However, within the ChatGPT personalization settings, a background description was specified indicating that the user was aged >70 years and had several health problems (“I am over 70 years old and have several health issues.”). This contextual setting was used to approximate a realistic interaction scenario in which older adults seek medical information from conversational AI systems.

Each LLM-generated response consisted of a short paragraph addressing a patient question. For the purpose of expert evaluation, each generated answer was treated as one evaluable statement. No further segmentation of responses into substatements was performed. No follow-up questions or clarifications were provided. No postprocessing or manual editing of responses was performed prior to expert evaluation. The resulting responses constituted the material evaluated in this study (Multimedia Appendix 1).

Expert Panel and Rating Procedure

A total of 10 geriatricians with clinical experience in the care of geriatric patients participated as expert reviewers. The geriatricians came from 4 different geriatric divisions across Germany. Their demographic and professional background data, years of clinical experience, and areas of specialization were collected using a standardized questionnaire. These characteristics are summarized in Multimedia Appendix 1.

Each expert evaluated all LLM-generated responses independently with respect to 3 dimensions: perceived accuracy, perceived relevance, and perceived potential harm. Perceived accuracy was defined as the extent to which a statement appeared correct and clinically plausible based on the rater’s expertise. Relevance captured the perceived usefulness of the statement for patient education. Potential harm was defined as the likelihood of patient harm if the information were followed, including unsafe self-management, delayed care seeking, medication-related risks, or omission of clinically relevant warnings. Likert-scale responses were numerically coded for analysis only. Ratings reflected individual clinical judgment and were not intended to represent consensus-based guideline validation.

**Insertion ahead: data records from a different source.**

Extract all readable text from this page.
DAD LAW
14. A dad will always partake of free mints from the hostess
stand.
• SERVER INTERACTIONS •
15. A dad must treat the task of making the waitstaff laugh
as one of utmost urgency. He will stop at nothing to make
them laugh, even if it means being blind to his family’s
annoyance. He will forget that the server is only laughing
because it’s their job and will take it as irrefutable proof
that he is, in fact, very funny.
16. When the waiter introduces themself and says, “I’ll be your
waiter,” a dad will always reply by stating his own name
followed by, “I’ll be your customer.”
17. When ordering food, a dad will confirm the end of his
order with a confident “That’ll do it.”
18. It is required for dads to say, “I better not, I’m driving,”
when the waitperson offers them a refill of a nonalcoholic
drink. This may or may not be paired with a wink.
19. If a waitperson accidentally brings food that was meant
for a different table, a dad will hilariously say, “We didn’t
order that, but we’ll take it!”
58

Statements were evaluated using a 5-point Likert scale with verbally anchored response options. The scale comprised the categories “strongly disagree,” “disagree,” “neutral,” “agree,” and “strongly agree,” for which numerical labels were not displayed during the rating process. Consequently, reviewers were not exposed to numeric values during the assessment process. For the purpose of statistical analysis, the responses were subsequently encoded numerically on a scale ranging from 1 (strongly disagree) to 5 (strongly agree). This encoding step was performed exclusively during data analysis and did not influence the evaluation procedure itself.

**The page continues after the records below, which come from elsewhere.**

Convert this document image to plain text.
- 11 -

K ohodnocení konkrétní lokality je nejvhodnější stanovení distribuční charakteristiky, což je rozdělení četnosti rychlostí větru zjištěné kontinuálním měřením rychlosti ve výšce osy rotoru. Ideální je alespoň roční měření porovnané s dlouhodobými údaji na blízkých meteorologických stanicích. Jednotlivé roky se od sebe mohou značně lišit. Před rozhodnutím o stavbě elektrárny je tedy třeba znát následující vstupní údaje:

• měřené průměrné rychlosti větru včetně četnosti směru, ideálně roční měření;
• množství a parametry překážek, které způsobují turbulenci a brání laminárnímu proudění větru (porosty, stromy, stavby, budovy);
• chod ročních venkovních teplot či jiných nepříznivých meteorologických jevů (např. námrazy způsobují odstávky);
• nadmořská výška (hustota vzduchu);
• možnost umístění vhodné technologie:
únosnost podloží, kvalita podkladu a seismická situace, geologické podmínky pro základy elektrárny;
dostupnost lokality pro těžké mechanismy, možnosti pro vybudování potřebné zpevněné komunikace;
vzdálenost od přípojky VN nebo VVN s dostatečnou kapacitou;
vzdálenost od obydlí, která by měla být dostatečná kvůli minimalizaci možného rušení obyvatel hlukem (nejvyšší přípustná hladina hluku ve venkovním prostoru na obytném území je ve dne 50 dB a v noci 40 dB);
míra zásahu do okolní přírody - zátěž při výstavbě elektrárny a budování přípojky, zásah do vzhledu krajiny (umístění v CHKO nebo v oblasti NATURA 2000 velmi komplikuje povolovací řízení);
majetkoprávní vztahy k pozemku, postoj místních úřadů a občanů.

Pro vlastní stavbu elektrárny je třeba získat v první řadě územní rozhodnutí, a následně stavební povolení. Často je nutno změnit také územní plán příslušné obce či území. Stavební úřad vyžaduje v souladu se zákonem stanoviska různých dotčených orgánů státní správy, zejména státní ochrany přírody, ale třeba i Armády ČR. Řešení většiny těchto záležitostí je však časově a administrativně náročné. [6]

For each of the 50 questions, responses were evaluated along 3 distinct dimensions: perceived accuracy, perceived relevance, and perceived potential harm. The total number of evaluations completed by each expert amounted to 150, corresponding to 50 questions assessed across 3 distinct dimensions. To ensure data quality, given the high number of ratings, an instructed-response attention check item was included in the questionnaire as a separate multiple-choice question within the survey platform instructing participants to select “orange juice.” All reviewers responded correctly, indicating full task engagement.

Statistical Analysis

All analyses were conducted at the level of independent expert raters to avoid item-level pseudoreplication. Each evaluated response was uniquely assigned to one disease category and one content domain; thus, every statement simultaneously belonged to a specific disease and a specific content domain.

For inferential comparisons across diseases and content domains, ratings were aggregated within each rater by calculating the mean Likert score across all responses belonging to the respective disease (or content domain) and rating dimension. Consequently, for each rating dimension, every rater contributed one aggregated value per disease and one aggregated value per content domain. Disease-specific analyses therefore reflect aggregation across content domains within each disease, whereas content-domain analyses reflect aggregation across diseases within each domain. These aggregated subject-level values served as the basis for statistical comparisons.

Given the ordinal nature of Likert-scale data and the small number of raters, nonparametric methods were used throughout. For the Friedman test, mean scores were used for within-rater aggregation across items, representing a common approach in nonparametric repeated-measures analyses to enable ranking procedures. For each item, ratings from multiple experts were first averaged to obtain a single aggregated score per item. These aggregated scores were then used to calculate medians and IQRs across items. Differences across diseases and across content domains were explored using Friedman tests with the rater as the blocking factor.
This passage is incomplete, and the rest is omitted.